1. Employment. Company agrees to employ Employee and Employee agrees to
serve the Company as President and Chief Operating Officer, United States for a
one (1) year term commencing on the day and year first set forth above and
ending December 31, 1998. This Employment Agreement shall be extended for
additional terms of ninety (90) days each, unless notice is given at least
ninety (90) days prior to the end of the original or any extended term hereof.

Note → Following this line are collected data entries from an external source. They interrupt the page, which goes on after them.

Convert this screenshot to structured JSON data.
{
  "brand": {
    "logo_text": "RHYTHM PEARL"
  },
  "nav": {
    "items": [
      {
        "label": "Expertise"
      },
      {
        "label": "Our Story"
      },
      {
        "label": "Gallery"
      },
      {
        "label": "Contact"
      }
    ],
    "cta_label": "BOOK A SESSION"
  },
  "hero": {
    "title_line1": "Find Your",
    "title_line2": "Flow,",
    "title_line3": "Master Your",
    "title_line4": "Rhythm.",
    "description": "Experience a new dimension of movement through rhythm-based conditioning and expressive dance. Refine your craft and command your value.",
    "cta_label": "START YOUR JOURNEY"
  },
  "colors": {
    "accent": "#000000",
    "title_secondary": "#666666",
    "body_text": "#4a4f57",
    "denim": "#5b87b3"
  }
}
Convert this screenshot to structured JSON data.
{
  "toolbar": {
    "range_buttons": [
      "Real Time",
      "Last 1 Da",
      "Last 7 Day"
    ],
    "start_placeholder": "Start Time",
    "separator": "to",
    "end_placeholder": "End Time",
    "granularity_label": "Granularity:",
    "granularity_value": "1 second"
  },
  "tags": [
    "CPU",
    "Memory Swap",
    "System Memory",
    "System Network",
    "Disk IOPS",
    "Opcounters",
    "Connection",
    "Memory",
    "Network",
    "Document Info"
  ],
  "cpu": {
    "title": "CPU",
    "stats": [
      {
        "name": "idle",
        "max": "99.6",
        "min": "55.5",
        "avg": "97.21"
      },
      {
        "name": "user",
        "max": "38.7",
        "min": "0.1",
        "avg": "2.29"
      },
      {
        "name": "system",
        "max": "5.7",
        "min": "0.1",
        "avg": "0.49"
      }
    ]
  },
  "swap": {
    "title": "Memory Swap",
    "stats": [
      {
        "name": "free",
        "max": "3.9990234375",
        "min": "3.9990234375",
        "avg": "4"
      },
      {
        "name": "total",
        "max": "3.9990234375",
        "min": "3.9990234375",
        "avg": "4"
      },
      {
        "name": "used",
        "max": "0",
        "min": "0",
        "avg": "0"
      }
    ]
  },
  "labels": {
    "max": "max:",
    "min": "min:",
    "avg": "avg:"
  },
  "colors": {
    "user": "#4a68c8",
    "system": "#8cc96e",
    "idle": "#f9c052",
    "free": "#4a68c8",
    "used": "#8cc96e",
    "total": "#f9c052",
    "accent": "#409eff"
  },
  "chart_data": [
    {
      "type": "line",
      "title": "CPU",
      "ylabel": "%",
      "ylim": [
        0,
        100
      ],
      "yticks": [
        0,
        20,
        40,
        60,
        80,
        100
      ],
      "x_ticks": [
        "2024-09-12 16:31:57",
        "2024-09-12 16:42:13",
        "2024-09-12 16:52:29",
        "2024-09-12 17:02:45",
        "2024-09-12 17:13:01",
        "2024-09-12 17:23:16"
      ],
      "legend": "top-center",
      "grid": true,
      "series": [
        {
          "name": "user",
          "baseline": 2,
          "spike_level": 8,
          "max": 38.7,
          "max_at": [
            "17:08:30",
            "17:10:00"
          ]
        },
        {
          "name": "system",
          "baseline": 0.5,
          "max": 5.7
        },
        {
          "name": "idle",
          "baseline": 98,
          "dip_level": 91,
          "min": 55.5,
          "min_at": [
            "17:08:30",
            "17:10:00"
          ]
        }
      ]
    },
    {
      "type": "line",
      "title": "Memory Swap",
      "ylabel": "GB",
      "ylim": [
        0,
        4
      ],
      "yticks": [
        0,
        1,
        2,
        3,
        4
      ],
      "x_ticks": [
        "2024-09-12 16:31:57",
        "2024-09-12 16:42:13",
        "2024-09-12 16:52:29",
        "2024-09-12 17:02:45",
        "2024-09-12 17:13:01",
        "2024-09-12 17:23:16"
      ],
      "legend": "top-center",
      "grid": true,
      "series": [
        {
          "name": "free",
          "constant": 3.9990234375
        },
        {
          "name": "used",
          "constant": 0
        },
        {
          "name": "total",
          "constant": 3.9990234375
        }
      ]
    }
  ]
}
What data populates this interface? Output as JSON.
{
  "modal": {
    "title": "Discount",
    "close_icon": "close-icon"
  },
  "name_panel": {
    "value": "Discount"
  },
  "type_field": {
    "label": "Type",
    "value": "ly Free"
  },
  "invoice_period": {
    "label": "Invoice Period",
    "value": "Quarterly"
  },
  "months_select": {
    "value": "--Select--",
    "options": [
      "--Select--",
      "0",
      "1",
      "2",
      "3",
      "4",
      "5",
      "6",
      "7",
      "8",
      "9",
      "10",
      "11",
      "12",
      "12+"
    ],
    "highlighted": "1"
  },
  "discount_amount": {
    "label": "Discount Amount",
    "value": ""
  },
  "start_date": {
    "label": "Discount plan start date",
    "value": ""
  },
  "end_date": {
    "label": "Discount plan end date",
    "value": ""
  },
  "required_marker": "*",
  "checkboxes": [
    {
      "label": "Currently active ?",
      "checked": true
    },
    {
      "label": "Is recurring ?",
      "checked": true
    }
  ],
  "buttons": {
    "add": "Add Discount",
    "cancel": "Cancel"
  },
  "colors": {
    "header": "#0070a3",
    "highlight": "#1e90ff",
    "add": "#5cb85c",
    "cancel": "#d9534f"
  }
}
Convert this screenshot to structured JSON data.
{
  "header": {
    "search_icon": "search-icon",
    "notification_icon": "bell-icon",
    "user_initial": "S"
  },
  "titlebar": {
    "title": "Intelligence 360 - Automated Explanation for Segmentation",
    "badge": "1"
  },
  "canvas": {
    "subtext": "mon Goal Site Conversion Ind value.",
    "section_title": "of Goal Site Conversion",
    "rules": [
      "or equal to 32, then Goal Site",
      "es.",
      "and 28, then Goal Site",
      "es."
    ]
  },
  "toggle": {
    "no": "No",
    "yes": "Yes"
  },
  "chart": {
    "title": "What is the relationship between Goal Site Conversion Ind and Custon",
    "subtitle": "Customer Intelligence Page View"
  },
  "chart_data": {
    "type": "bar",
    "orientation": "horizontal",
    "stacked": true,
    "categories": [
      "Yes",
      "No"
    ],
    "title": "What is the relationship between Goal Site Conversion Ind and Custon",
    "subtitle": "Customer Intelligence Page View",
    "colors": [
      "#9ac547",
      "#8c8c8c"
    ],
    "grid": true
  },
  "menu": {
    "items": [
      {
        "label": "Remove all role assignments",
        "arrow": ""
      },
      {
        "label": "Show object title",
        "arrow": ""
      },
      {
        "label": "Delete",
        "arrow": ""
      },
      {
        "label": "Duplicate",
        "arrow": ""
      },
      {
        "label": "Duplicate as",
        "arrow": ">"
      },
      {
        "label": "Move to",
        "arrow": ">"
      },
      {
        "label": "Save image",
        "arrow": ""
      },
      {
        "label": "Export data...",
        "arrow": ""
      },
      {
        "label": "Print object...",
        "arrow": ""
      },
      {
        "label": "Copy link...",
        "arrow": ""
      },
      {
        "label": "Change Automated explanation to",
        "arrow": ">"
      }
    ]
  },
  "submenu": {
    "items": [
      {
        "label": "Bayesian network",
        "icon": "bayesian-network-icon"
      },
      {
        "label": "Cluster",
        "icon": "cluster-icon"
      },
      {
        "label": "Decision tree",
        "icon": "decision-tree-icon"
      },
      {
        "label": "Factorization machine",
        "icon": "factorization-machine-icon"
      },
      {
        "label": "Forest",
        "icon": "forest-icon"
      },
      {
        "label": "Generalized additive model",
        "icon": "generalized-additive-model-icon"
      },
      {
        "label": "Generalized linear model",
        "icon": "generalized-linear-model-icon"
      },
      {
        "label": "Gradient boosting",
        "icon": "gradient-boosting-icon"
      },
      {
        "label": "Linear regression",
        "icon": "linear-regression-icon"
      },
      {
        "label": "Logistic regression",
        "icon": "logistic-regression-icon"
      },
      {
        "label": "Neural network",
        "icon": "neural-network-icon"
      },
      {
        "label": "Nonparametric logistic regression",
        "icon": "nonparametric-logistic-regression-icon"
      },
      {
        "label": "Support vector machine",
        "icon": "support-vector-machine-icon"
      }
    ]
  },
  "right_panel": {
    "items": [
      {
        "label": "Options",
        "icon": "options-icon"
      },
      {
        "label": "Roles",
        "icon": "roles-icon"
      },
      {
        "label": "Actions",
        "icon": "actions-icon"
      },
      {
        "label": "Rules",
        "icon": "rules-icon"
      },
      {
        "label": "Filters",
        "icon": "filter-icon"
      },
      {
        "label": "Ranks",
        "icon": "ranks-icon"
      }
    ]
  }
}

2. Duties. Employee will perform all the usual and customary duties of a
President and Chief Operating Officer for the United States Division of the
Company, and other duties that may be assigned from time to time. Employee shall
report to, and be responsible to, the Chairman of the Company until such time as
a Chief Executive Officer of the Company may be appointed, at which time
Employee shall report to the Chief Executive Officer. Employee will perform all
of his work to his highest standards of skill, competence, and efficiency;
Employee will devote his full business time, attention and energy to the Company
exclusively (other :than as specifically allowed in writing by the Company); and
Employee will give his best efforts and skill to further the best interests of
the Company.
3. Compensation.
(a) Base Salary. Employee's Base Salary will be at the rate of One
Hundred Twenty Thousand Dollars ($120,000) per annum for the term of this
Agreement, which Base Salary shall be payable every two (2) weeks in arrears.
(b) Incentive Compensation. It is the intent of the Company that an
incentive compensation program shall be established with respect to Employee,
which shall provide performance criteria, pursuant to which, upon achieving such
criteria, or defined components thereof, Employee shall be entitled to incentive
compensation. Said incentive compensation shall be based upon fulfillment, by
the U.S. Division of the Company, of its component of the Company's Business
Plan as specifically approved by the Board of Directors of the Company, with
respect to the Company's Fiscal Year ending June 30, 1998, and the portion of
the Fiscal Year ending December 31, 1998. In the event that no such Business
Plan shall be approved by the Board of Directors, then said incentive
compensation shall be at the discretion of the Board of Directors. Said
incentive compensation shall not exceed one-third (1/3) of Employee's annual
base salary as set forth herein, unless the Board of Directors shall make a
special bonus award.
(c) Automobile Expense. Employee will use an automobile in the
discharge of his duties under this Agreement and shall be entitled to a Five
Hundred Dollar ($500) per month car allowance to be paid to Employee in addition
to the Base Salary.
(d) Stock Options. The Company may, from time to time, at its sole
discretion, grant to Employee options to purchase shares of common stock of
Company pursuant to and in accordance with the terms of, the Company's 1995
Stock Option Plan adopted by the Company's Board of Directors by resolution
dated December 9, 1994.
(e) Expenses. The duties of employment may require that Employee incur
expenses for meals, lodging, travel and entertainment in the interest of the
business. Accordingly, the Company will reimburse Employee for all reasonable
expenses incurred by Employee in connection with the performance of Employee's
duties under this Agreement.
4. Termination of Employment. The Company may terminate this Agreement
immediately only for good cause in which case all of Employee's compensation
rights as set forth herein which have not vested, shall be terminated, and shall
be null and void, and of no further force or effect. Termination of this
Agreement by the Company for any reason other than good cause shall be a breach
hereof by the Company and Employee shall be entitled to all applicable rights
and remedies in connection therewith. For the purposes of this Agreement, good
cause shall be deemed to include, but shall not in any manner be limited to, the
following acts of Employee:
(a) recurring absence from work without cause acceptable to the Board
of Directors of the Company;
(b) material breach of any provision of this Agreement;
(c) repeated, material and willful failure to communicate with the
Board of Directors of Company regarding the business of the Company;
(d) material, willful failure to properly respond to and implement
appropriate, express directives of the Board of Directors of the Company;
(e) any act of deceit, misrepresentation or dishonesty in the
discharge of Employee's duties;
(f) improper use or diversion of Company funds to personal use;
(g) indictment for a felony or involvement in any other act of moral
turpitude; and
(h) improper use of drugs and/or alcohol.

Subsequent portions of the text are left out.